Was bedeutet „Herzschatten“? fragte ich mich. Muss ich mich für den Rest meines Lebens wie eine Magd um ihn kümmern? Die Drachenlady hatte versprochen, dass er mich fair behandeln und meine Wünsche erfüllen würde, um meine Sicherheit und mein Wohlergehen zu gewährleisten.
Doch ihre Worte waren rätselhaft, und meine Gedanken drehten sich im Kreis, wenn ich darüber nachdachte.
Ich schüttelte den Kopf, stieg die schmale Treppe hinunter und war wieder gespannt darauf, einen Blick auf ihn zu erhaschen. Aber als ich das Zimmer erreichte, erstarrte ich vor Schreck.
Das Bett war leer.
Panik überkam mich, als ich verzweifelt den Raum absuchte. Wo war er hin? fragte ich mich mit klopfendem Herzen.

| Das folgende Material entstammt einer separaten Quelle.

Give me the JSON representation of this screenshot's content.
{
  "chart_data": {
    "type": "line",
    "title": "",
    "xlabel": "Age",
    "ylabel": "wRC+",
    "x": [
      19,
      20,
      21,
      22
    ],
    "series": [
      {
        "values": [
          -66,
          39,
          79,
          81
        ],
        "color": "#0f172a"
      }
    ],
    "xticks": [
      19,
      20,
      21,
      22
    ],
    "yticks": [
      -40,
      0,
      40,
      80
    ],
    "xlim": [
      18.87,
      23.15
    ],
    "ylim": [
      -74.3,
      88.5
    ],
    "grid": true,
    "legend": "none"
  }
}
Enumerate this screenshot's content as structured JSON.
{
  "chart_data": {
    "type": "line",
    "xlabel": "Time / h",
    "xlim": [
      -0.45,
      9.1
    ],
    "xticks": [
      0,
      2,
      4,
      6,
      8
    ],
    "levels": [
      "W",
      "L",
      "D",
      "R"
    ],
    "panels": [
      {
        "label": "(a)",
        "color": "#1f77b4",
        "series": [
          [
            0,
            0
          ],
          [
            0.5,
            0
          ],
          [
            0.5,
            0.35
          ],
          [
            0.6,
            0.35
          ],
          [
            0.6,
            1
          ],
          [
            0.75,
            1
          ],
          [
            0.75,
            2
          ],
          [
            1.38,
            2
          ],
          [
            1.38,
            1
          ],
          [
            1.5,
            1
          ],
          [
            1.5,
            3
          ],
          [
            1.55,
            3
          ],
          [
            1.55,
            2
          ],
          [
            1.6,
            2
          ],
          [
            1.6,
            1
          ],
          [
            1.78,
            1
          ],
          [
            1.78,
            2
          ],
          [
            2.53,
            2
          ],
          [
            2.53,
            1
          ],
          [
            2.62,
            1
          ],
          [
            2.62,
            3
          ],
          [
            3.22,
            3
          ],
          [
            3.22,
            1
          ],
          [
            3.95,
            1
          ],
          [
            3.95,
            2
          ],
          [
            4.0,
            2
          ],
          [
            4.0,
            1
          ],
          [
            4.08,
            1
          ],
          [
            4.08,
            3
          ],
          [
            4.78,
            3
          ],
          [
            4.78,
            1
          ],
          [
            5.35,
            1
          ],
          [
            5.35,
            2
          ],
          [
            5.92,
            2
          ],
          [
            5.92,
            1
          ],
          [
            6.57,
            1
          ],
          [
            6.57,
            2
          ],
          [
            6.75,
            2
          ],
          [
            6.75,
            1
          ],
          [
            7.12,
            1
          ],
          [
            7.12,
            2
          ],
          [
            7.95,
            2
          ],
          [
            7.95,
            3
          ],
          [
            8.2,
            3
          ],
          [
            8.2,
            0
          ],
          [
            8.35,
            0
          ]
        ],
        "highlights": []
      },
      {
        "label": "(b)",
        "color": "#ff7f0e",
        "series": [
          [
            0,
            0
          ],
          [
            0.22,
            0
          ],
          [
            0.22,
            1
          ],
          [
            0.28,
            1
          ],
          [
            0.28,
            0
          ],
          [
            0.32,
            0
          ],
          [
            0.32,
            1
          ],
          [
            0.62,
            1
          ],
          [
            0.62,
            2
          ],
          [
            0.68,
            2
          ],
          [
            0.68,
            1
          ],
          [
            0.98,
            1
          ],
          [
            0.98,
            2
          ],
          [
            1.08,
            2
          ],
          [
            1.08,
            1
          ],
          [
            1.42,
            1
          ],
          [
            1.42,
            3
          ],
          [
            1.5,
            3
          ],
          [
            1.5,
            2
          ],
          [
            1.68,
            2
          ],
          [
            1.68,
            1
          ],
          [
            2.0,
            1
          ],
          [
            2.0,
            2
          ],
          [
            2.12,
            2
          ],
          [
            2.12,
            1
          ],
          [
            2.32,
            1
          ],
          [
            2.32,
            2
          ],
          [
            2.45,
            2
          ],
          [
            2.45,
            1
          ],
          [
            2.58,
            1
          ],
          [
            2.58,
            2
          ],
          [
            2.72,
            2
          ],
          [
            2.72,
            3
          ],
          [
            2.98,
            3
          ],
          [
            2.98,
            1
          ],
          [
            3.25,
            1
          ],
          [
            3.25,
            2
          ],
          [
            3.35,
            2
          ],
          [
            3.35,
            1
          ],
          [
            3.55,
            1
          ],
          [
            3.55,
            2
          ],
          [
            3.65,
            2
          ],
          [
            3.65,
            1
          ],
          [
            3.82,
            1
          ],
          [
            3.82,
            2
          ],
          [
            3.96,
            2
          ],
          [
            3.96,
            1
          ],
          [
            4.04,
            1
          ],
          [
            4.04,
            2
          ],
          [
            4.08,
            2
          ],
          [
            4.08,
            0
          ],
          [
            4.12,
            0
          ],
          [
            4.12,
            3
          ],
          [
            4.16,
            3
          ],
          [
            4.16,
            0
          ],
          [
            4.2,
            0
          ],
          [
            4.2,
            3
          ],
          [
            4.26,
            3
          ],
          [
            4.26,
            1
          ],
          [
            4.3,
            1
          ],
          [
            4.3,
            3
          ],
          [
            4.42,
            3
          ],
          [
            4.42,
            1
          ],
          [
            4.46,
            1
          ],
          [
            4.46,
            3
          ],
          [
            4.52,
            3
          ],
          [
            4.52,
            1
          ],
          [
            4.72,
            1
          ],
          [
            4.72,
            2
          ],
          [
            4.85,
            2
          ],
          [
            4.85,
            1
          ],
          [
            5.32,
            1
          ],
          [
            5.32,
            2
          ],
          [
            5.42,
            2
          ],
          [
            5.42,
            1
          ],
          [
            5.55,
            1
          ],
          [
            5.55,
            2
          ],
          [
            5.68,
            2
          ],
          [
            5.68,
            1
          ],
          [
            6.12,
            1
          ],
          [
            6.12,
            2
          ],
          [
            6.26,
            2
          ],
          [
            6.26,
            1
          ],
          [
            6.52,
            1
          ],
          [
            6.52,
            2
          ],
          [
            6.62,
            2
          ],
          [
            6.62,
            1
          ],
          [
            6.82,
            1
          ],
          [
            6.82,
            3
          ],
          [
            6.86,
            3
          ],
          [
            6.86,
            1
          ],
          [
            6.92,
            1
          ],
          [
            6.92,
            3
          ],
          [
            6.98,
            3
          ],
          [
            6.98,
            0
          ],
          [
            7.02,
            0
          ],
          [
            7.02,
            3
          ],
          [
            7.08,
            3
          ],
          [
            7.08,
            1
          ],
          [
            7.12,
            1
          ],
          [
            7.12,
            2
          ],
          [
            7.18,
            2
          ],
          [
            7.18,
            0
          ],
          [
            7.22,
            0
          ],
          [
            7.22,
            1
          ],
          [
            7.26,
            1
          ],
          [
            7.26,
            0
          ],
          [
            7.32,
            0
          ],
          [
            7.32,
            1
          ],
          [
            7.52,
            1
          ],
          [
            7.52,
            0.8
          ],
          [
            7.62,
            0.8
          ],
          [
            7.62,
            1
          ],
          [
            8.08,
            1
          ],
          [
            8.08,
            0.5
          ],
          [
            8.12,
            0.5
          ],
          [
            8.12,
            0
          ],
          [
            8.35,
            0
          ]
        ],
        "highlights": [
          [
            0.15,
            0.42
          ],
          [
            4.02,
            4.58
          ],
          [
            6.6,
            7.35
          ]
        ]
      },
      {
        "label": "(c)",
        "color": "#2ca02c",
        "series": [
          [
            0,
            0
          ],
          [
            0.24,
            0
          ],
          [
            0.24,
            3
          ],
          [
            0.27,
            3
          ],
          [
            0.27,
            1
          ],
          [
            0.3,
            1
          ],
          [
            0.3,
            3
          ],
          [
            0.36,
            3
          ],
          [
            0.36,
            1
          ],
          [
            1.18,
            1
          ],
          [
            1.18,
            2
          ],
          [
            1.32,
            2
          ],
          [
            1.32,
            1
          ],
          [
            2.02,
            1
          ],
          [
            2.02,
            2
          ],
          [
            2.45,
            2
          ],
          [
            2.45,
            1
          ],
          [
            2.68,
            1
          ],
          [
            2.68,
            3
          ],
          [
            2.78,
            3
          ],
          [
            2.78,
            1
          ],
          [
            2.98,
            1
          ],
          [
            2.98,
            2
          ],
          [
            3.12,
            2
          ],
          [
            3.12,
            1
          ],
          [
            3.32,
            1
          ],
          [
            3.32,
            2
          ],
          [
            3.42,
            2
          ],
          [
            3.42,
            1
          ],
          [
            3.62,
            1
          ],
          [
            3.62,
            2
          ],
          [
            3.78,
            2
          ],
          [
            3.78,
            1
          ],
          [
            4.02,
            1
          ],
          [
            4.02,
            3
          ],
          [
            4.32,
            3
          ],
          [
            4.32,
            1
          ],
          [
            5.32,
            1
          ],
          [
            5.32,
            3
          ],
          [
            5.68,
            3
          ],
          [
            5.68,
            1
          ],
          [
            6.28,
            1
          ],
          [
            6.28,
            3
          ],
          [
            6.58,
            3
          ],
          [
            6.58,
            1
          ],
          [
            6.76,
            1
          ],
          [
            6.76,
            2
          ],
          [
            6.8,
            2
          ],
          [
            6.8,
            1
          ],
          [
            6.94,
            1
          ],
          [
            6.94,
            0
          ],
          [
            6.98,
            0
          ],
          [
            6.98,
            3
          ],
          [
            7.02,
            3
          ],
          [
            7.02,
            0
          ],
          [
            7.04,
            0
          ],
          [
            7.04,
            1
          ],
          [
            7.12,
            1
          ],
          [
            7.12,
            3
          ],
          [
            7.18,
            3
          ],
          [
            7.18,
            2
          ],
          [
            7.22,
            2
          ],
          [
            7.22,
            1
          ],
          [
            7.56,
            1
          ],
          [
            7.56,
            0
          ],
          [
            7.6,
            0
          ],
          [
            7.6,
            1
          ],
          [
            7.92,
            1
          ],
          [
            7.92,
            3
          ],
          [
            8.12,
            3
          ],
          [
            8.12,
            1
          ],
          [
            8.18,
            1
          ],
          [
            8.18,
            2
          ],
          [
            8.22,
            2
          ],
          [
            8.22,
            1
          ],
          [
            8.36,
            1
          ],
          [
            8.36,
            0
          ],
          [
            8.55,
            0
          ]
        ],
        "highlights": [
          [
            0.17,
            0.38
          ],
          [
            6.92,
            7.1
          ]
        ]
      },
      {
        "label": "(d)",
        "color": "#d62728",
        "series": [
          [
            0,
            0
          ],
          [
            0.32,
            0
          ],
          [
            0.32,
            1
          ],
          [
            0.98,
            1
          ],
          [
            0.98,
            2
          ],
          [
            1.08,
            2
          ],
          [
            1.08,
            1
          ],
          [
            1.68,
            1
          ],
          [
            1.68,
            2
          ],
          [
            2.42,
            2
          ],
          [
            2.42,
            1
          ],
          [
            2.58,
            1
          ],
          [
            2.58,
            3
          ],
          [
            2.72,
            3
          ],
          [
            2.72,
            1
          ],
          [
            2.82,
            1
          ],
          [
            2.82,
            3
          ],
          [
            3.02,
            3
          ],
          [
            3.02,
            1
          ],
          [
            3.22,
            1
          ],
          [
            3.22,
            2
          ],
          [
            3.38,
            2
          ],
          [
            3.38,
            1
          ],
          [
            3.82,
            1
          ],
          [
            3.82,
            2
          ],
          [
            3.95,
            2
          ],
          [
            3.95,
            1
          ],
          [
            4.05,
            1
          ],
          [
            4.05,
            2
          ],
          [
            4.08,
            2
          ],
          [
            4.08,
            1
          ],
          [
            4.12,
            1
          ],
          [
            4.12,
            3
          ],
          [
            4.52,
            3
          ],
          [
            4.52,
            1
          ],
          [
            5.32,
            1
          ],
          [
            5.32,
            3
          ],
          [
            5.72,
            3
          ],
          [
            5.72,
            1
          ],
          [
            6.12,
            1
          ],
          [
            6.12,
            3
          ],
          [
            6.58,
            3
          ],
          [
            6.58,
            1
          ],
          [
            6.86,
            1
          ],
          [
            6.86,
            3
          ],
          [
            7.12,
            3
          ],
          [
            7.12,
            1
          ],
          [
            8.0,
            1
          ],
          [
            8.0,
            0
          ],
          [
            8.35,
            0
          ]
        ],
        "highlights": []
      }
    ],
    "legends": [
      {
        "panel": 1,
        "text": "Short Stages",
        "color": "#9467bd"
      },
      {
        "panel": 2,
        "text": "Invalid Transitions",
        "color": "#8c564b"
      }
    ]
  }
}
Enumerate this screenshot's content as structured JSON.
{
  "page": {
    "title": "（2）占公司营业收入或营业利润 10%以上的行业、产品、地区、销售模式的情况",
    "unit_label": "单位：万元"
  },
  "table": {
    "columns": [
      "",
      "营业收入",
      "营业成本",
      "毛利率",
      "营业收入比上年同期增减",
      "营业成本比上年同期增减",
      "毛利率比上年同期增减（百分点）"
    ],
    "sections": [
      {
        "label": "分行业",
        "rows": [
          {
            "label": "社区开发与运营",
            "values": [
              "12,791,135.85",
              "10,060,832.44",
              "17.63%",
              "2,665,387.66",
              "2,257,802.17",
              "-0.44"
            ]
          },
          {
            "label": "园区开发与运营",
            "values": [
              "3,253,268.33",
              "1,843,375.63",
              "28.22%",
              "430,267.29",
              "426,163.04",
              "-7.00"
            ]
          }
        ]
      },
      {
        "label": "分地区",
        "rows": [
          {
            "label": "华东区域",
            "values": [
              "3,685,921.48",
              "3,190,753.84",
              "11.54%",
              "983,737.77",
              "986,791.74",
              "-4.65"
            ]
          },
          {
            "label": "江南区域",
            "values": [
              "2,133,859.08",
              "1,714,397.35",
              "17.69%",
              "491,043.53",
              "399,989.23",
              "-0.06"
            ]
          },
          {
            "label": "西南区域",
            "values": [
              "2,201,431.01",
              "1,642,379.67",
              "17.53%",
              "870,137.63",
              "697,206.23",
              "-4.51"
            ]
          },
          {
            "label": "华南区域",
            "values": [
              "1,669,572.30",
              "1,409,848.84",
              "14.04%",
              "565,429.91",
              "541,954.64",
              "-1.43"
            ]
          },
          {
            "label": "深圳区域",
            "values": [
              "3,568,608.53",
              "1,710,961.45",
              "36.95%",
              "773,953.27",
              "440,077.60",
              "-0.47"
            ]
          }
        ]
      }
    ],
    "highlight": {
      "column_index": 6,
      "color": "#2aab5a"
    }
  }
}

War er aufgewacht? Oder hatte ihn jemand mitgenommen?
Ich hatte mich an den Anblick seiner regungslosen Gestalt gewöhnt, die friedlich auf dem Bett lag. Jetzt fühlte sich die Leere wie ein klaffendes Loch an. In meinem Kopf schwirrten alle möglichen Gedanken herum, aber jeder war beunruhigender als der vorherige.
Ängstlich und unsicher suchte ich nach Hinweisen. Laut der Drachenlady sollte Ethan mein Partner sein, jemand, der mir helfen würde, stärker zu werden und für meine Sicherheit zu sorgen.
Seine plötzliche Abwesenheit verunsicherte mich zutiefst, aber ich beruhigte mich, als ich mich an die Sicherheit des Schlosses und die Tiefe, in der sich dieser Raum befand, erinnerte.
Wer könnte hierherkommen? Außerdem gab es keine Anzeichen von einem Kampf auf dem Bett oder im Zimmer insgesamt.